Posted by admin on Aug 22nd, 2009

By Mike Blanchfield, Canwest News Service. August 22, 2009

Calling asylum seekers a “vulnerable group,” Canada’s privacy commissioner expressed concern yesterday about a new government plan to share fingerprint information with Britain and Australia to combat immigration fraud. The three-country agreement was announced yesterday with little fanfare, with all three countries providing assurances that no one’s privacy would be violated and that no database for the prints would be created.

A lawyers’ group in Australia also raised privacy concerns about the plan, which the United States and New Zealand are expected to join later.

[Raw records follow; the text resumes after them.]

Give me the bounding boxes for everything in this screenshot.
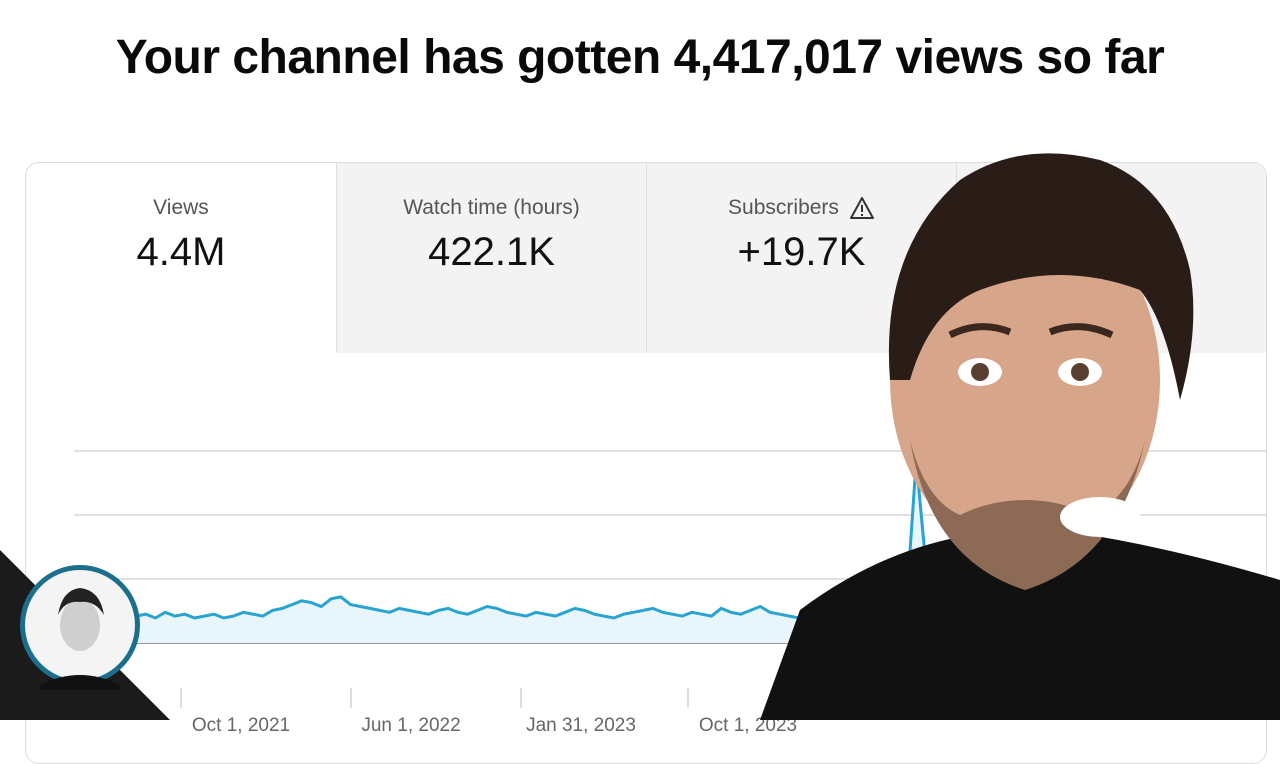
page-title: Your channel has gotten 4,417,017 views …: [115, 31, 1165, 84]
channel-avatar: [0, 550, 170, 720]
metric-value-views: 4.4M: [136, 230, 226, 274]
metric-value-subscribers: +19.7K: [737, 230, 866, 274]
x-axis-ticks: Oct 1, 2021 Jun 1, 2022 Jan 31, 2023 Oct 1,…: [180, 688, 797, 736]
metric-label-views: Views: [153, 196, 209, 219]
metric-label-watch-time: Watch time (hours): [403, 196, 580, 219]
metric-label-subscribers: Subscribers: [728, 196, 839, 219]
warning-icon[interactable]: [849, 196, 875, 220]
x-tick-label: Jun 1, 2022: [361, 715, 460, 736]
x-tick-label: Oct 1, 2021: [192, 715, 290, 736]
tab-watch-time[interactable]: Watch time (hours) 422.1K: [336, 163, 646, 353]
metric-value-watch-time: 422.1K: [428, 230, 555, 274]
presenter-overlay: [760, 153, 1280, 720]
tab-views[interactable]: Views 4.4M: [26, 163, 336, 353]
views-line: [135, 460, 928, 620]
x-tick-label: Jan 31, 2023: [526, 715, 636, 736]
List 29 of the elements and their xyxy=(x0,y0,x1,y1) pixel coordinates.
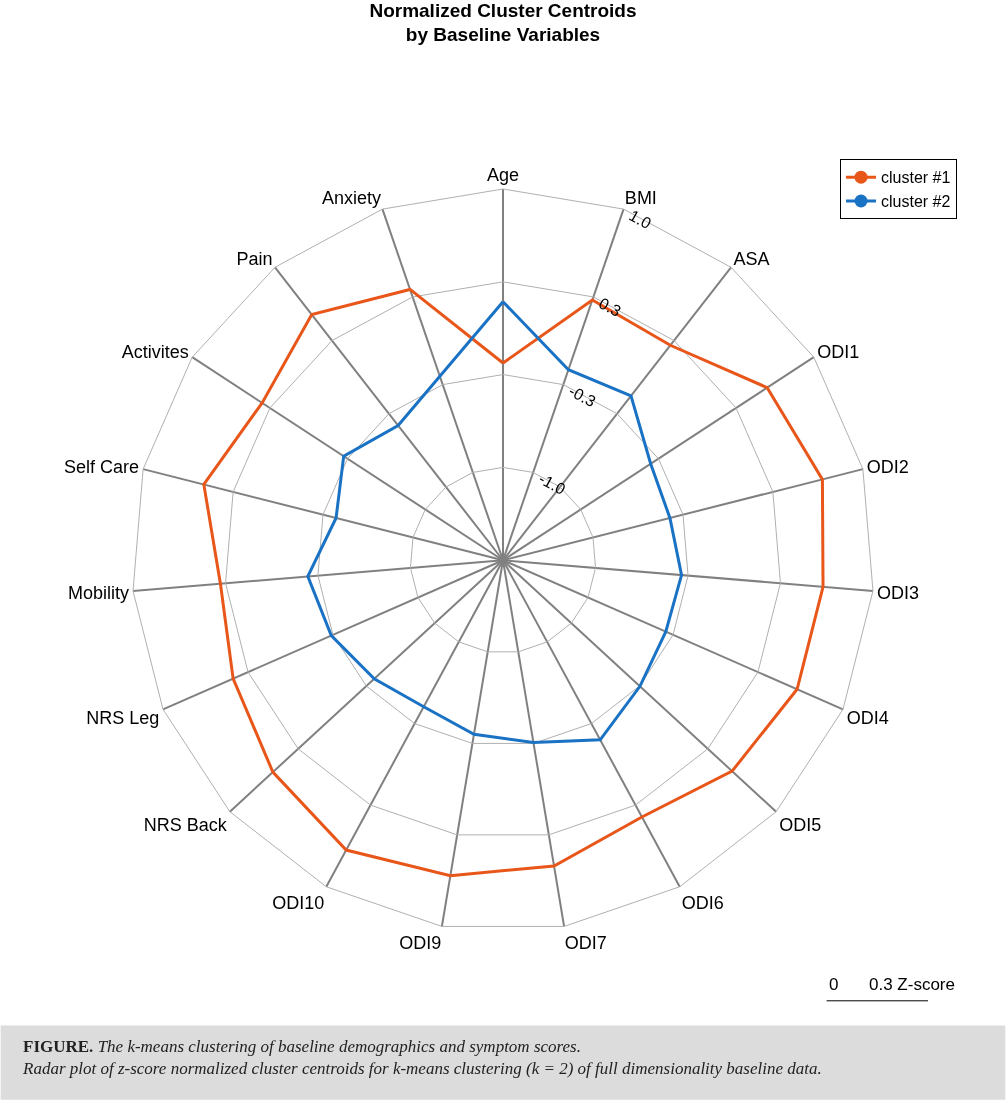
spoke-label: ODI4 xyxy=(846,708,889,729)
text: 0 xyxy=(829,975,839,994)
y-tick-label: 0.3 xyxy=(596,294,624,321)
spoke-label: Activites xyxy=(121,342,189,363)
spoke-label: Age xyxy=(486,165,520,186)
spoke-label: NRS Back xyxy=(143,815,228,836)
spoke-label: Anxiety xyxy=(322,187,382,208)
spoke-label: Mobility xyxy=(67,583,129,604)
spoke-label: ODI5 xyxy=(779,815,822,836)
spoke-label: Pain xyxy=(236,249,273,270)
spoke-label: ODI7 xyxy=(564,933,607,954)
y-tick-label: -1.0 xyxy=(535,469,569,499)
spoke-label: NRS Leg xyxy=(86,708,160,729)
spoke-label: ODI3 xyxy=(877,583,920,604)
spoke-label: ODI2 xyxy=(866,457,909,478)
text: FIGURE. The k-means clustering of baseline demographics and symptom scores. Radar plot of z-score normalized cluster centroids for k-means clustering (k = 2) of full dimensionality baseline data. xyxy=(22,1037,822,1079)
legend-label: cluster #1 xyxy=(881,169,951,187)
y-tick-label: -0.3 xyxy=(566,382,599,411)
spoke-label: ODI6 xyxy=(681,893,724,914)
spoke-label: ODI10 xyxy=(272,893,325,914)
spoke-label: Self Care xyxy=(64,457,140,478)
y-tick-label: 1.0 xyxy=(626,206,655,233)
spoke-label: ODI9 xyxy=(399,933,442,954)
text: 0.3 Z-score xyxy=(869,975,955,994)
spoke-label: ODI1 xyxy=(817,342,860,363)
legend-label: cluster #2 xyxy=(881,193,951,211)
chart-title: Normalized Cluster Centroids by Baseline Variables xyxy=(369,0,637,46)
spoke-label: ASA xyxy=(733,249,770,270)
spoke-label: BMI xyxy=(624,187,657,208)
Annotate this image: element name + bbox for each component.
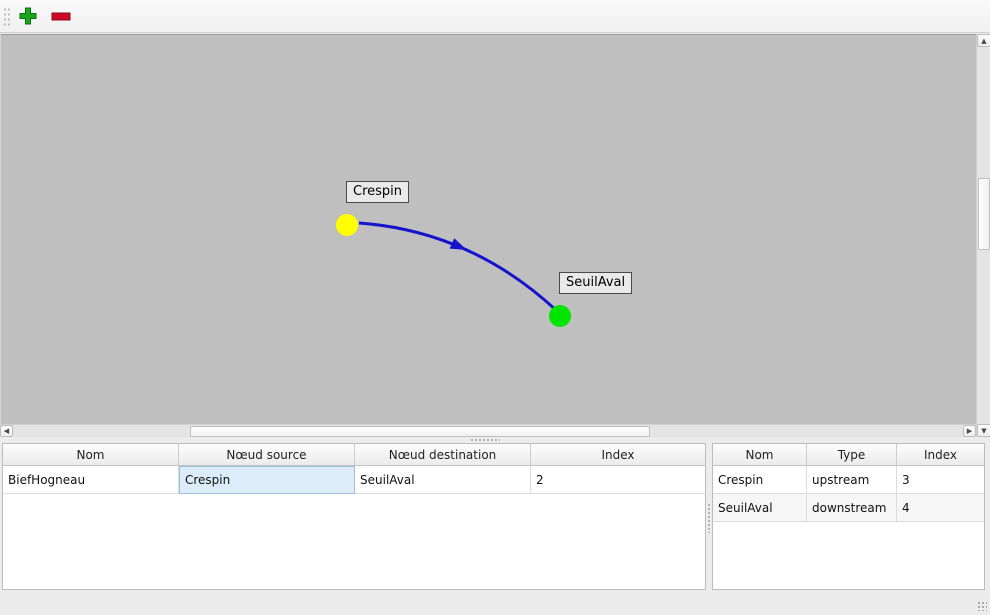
cell-nom[interactable]: SeuilAval — [713, 494, 807, 522]
header-nom[interactable]: Nom — [3, 444, 179, 466]
node-label-crespin[interactable]: Crespin — [346, 181, 409, 203]
edges-table: Nom Nœud source Nœud destination Index B… — [2, 443, 706, 590]
cell-type[interactable]: upstream — [807, 466, 897, 494]
scroll-right-icon[interactable]: ▶ — [963, 425, 976, 437]
scroll-left-icon[interactable]: ◀ — [0, 425, 13, 437]
scroll-up-icon[interactable]: ▲ — [977, 34, 990, 47]
node-label-seuilaval[interactable]: SeuilAval — [559, 272, 632, 294]
header-type[interactable]: Type — [807, 444, 897, 466]
plus-icon — [18, 6, 38, 29]
edges-table-header: Nom Nœud source Nœud destination Index — [3, 444, 705, 466]
nodes-table: Nom Type Index Crespin upstream 3 SeuilA… — [712, 443, 985, 590]
add-button[interactable] — [16, 5, 40, 29]
splitter-handle-icon — [708, 503, 710, 533]
vertical-scrollbar[interactable]: ▲ ▼ — [976, 34, 990, 437]
cell-index[interactable]: 2 — [531, 466, 705, 494]
cell-noeud-destination[interactable]: SeuilAval — [355, 466, 531, 494]
cell-noeud-source-selected[interactable]: Crespin — [179, 466, 355, 494]
header-index[interactable]: Index — [531, 444, 705, 466]
edge-arrowhead-icon — [450, 238, 467, 250]
splitter-handle-icon — [470, 439, 500, 441]
horizontal-scrollbar[interactable]: ◀ ▶ — [0, 424, 976, 437]
cell-index[interactable]: 4 — [897, 494, 984, 522]
scroll-down-icon[interactable]: ▼ — [977, 424, 990, 437]
node-crespin[interactable] — [336, 214, 358, 236]
cell-nom[interactable]: BiefHogneau — [3, 466, 179, 494]
edge-biefhogneau[interactable] — [359, 223, 557, 311]
network-canvas[interactable]: Crespin SeuilAval — [0, 34, 976, 424]
header-nom[interactable]: Nom — [713, 444, 807, 466]
nodes-table-header: Nom Type Index — [713, 444, 984, 466]
vertical-scrollbar-thumb[interactable] — [978, 178, 990, 250]
header-index[interactable]: Index — [897, 444, 984, 466]
node-seuilaval[interactable] — [549, 305, 571, 327]
minus-icon — [50, 6, 72, 29]
cell-nom[interactable]: Crespin — [713, 466, 807, 494]
status-strip — [0, 590, 990, 615]
table-row: Crespin upstream 3 — [713, 466, 984, 494]
table-row: BiefHogneau Crespin SeuilAval 2 — [3, 466, 705, 494]
resize-grip-icon[interactable] — [977, 601, 987, 611]
header-noeud-destination[interactable]: Nœud destination — [355, 444, 531, 466]
remove-button[interactable] — [49, 5, 73, 29]
cell-type[interactable]: downstream — [807, 494, 897, 522]
application-window: { "toolbar": { "add_icon": "plus-icon", … — [0, 0, 990, 615]
cell-index[interactable]: 3 — [897, 466, 984, 494]
header-noeud-source[interactable]: Nœud source — [179, 444, 355, 466]
table-row: SeuilAval downstream 4 — [713, 494, 984, 522]
toolbar — [0, 0, 990, 33]
horizontal-scrollbar-thumb[interactable] — [190, 426, 650, 437]
toolbar-drag-handle[interactable] — [3, 7, 10, 26]
network-graph — [1, 35, 977, 425]
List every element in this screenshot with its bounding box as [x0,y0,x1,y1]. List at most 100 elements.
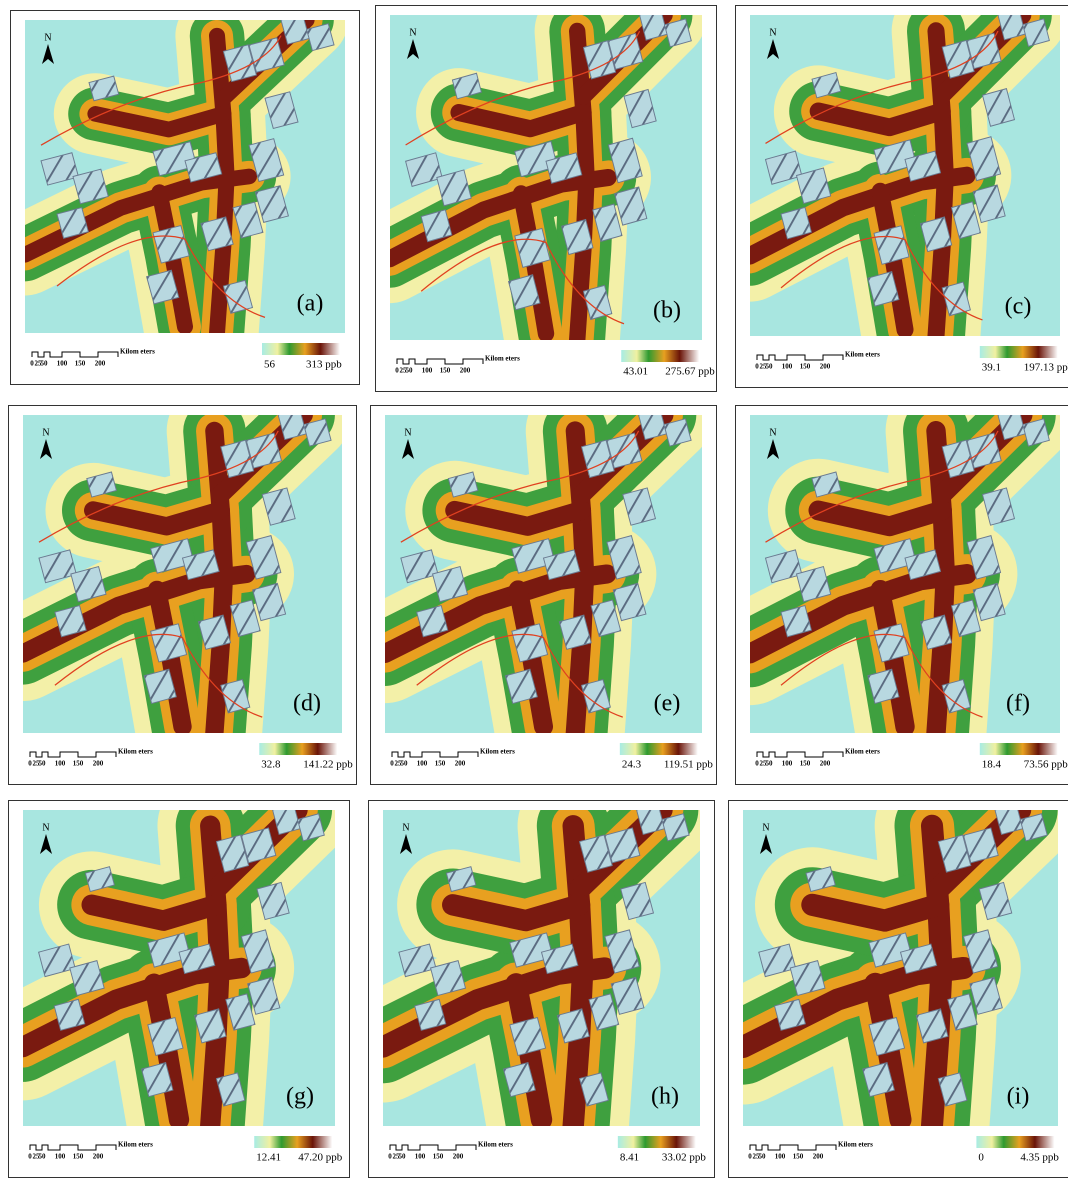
building-block [941,281,971,317]
building-block [919,216,953,253]
north-label: N [44,32,51,43]
concentration-band [445,500,592,536]
panel-label: (h) [651,1084,679,1110]
scale-tick-label: 200 [460,367,471,375]
legend-ramp [979,346,1058,358]
building-block [245,535,282,580]
building-block [509,932,554,968]
legend-max: 119.51 ppb [664,759,714,771]
building-block [264,91,299,130]
north-label: N [402,822,409,833]
building-block [248,138,285,183]
building-block [540,943,579,975]
north-arrow [767,39,779,59]
building-block [511,623,549,663]
building-block [272,810,301,835]
building-block [143,668,177,704]
building-block [147,932,191,968]
building-block [69,960,105,997]
building-block [578,1072,609,1107]
legend-ramp [259,743,338,755]
north-arrow [42,44,54,64]
building-block [873,538,917,574]
pollution-map [25,20,345,333]
building-block [200,216,234,252]
scale-tick-label: 25 [33,760,41,768]
building-block [40,152,80,186]
building-block [811,471,842,498]
north-label: N [409,27,416,38]
scale-tick-label: 200 [813,1153,824,1161]
legend-min: 18.4 [982,759,1002,771]
north-arrow [400,834,412,854]
building-block [764,549,803,584]
building-block [556,1008,590,1044]
panel-label: (e) [654,691,681,717]
building-block [38,549,77,584]
legend-ramp [619,743,698,755]
building-block [997,415,1026,441]
scale-tick-label: 0 [395,367,399,375]
building-block [86,471,117,498]
building-block [941,439,975,479]
building-block [261,487,296,526]
building-block [606,535,642,580]
scale-bar [396,358,484,365]
concentration-band [87,106,232,138]
scale-bar [31,351,119,358]
scale-tick-label: 0 [755,760,759,768]
building-block [950,599,982,638]
contour-line [400,430,640,718]
legend-min: 0 [978,1152,984,1164]
scale-tick-label: 0 [390,760,394,768]
scale-bar [29,1144,117,1151]
scale-tick-label: 50 [766,760,774,768]
scale-tick-label: 50 [39,760,47,768]
building-block [1022,418,1050,447]
building-block [561,218,594,256]
scale-tick-label: 50 [406,367,414,375]
building-block [592,203,623,242]
building-block [88,75,120,102]
legend-ramp [976,1136,1055,1148]
north-label: N [404,427,411,438]
building-block [962,929,999,974]
building-block [981,88,1016,127]
scale-unit: Kilom eters [118,748,153,756]
scale-tick-label: 150 [800,760,811,768]
legend-max: 73.56 ppb [1024,759,1068,771]
building-block [610,976,645,1015]
map-panel: N Kilom eters 0 25 50 100 150 200 8.41 33.02 ppb (… [368,800,715,1178]
panel-label: (b) [653,298,681,324]
building-block [639,15,668,41]
building-block [507,274,541,311]
building-block [1022,18,1050,47]
building-block [614,186,648,226]
building-block [222,44,257,83]
scale-tick-label: 200 [93,760,104,768]
scale-tick-label: 0 [748,1153,752,1161]
building-block [416,604,449,638]
building-block [511,538,556,574]
concentration-band [569,22,595,340]
scale-unit: Kilom eters [118,1141,153,1149]
scale-tick-label: 50 [41,360,49,368]
building-block [245,432,283,469]
legend-max: 47.20 ppb [298,1152,343,1164]
pollution-map [750,15,1060,336]
building-block [997,15,1026,41]
scale-tick-label: 100 [775,1153,786,1161]
building-block [54,604,87,638]
building-block [400,549,439,584]
scale-bar [756,354,844,361]
building-block [215,1072,246,1107]
building-block [868,1016,906,1056]
scale-tick-label: 25 [753,1153,761,1161]
scale-tick-label: 100 [782,760,793,768]
building-block [582,40,617,80]
contour-line [765,430,999,718]
building-block [545,152,583,184]
building-block [240,827,277,864]
building-block [978,881,1013,921]
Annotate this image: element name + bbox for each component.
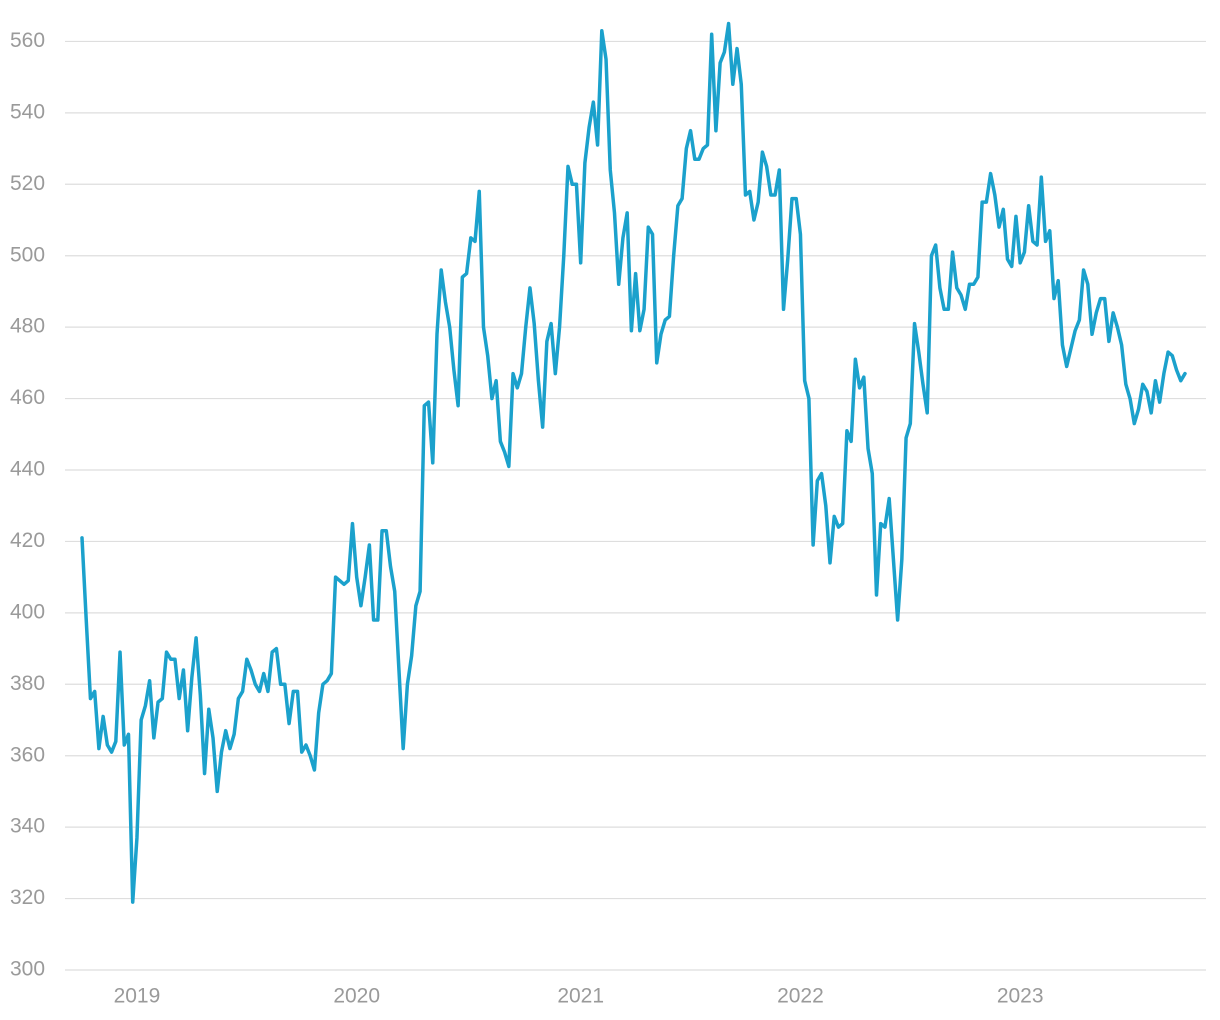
y-tick-label: 440 xyxy=(10,458,45,481)
y-tick-label: 300 xyxy=(10,958,45,981)
y-tick-label: 400 xyxy=(10,600,45,623)
y-tick-label: 560 xyxy=(10,29,45,52)
x-tick-label: 2021 xyxy=(557,985,604,1008)
line-series xyxy=(80,21,1187,904)
y-tick-label: 540 xyxy=(10,100,45,123)
y-tick-label: 320 xyxy=(10,886,45,909)
y-tick-label: 480 xyxy=(10,315,45,338)
y-tick-label: 500 xyxy=(10,243,45,266)
x-tick-label: 2022 xyxy=(777,985,824,1008)
y-tick-label: 340 xyxy=(10,815,45,838)
y-tick-label: 460 xyxy=(10,386,45,409)
y-tick-label: 420 xyxy=(10,529,45,552)
y-tick-label: 360 xyxy=(10,743,45,766)
x-tick-label: 2020 xyxy=(333,985,380,1008)
x-tick-label: 2023 xyxy=(997,985,1044,1008)
y-tick-label: 520 xyxy=(10,172,45,195)
y-tick-label: 380 xyxy=(10,672,45,695)
x-tick-label: 2019 xyxy=(114,985,161,1008)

The offices of Immigration Minister Jason Kenney and Public Safety Minister Peter Van Loan made the announcement along with their counterparts in London and Canberra, calling it a “landmark initiative” that would “improve our ability to identify foreign nationals who are seeking to enter Canada and who are trying to hide their past from authorities.”

Though Immigration had “demonstrated its legislative authority” to go ahead with the plan, privacy commissioner spokeswoman Anne-Marie Hayden said, “we nevertheless expressed some concerns, we had some questions, and made a number of recommendations.”

This included asking Immigration to explicitly explain its rationale or need for the “high-value data-sharing.”

In an e-mail, Hayden said: “Highly sensitive information such as fingerprints should be safeguarded with a correspondingly high level of security safeguards.”

In a 2007 trial, Canada shared the fingerprints of 343 refugee claimants with the United States and found matches in 124 cases, or 36 per cent. Of those, five per cent had a U.S. criminal history.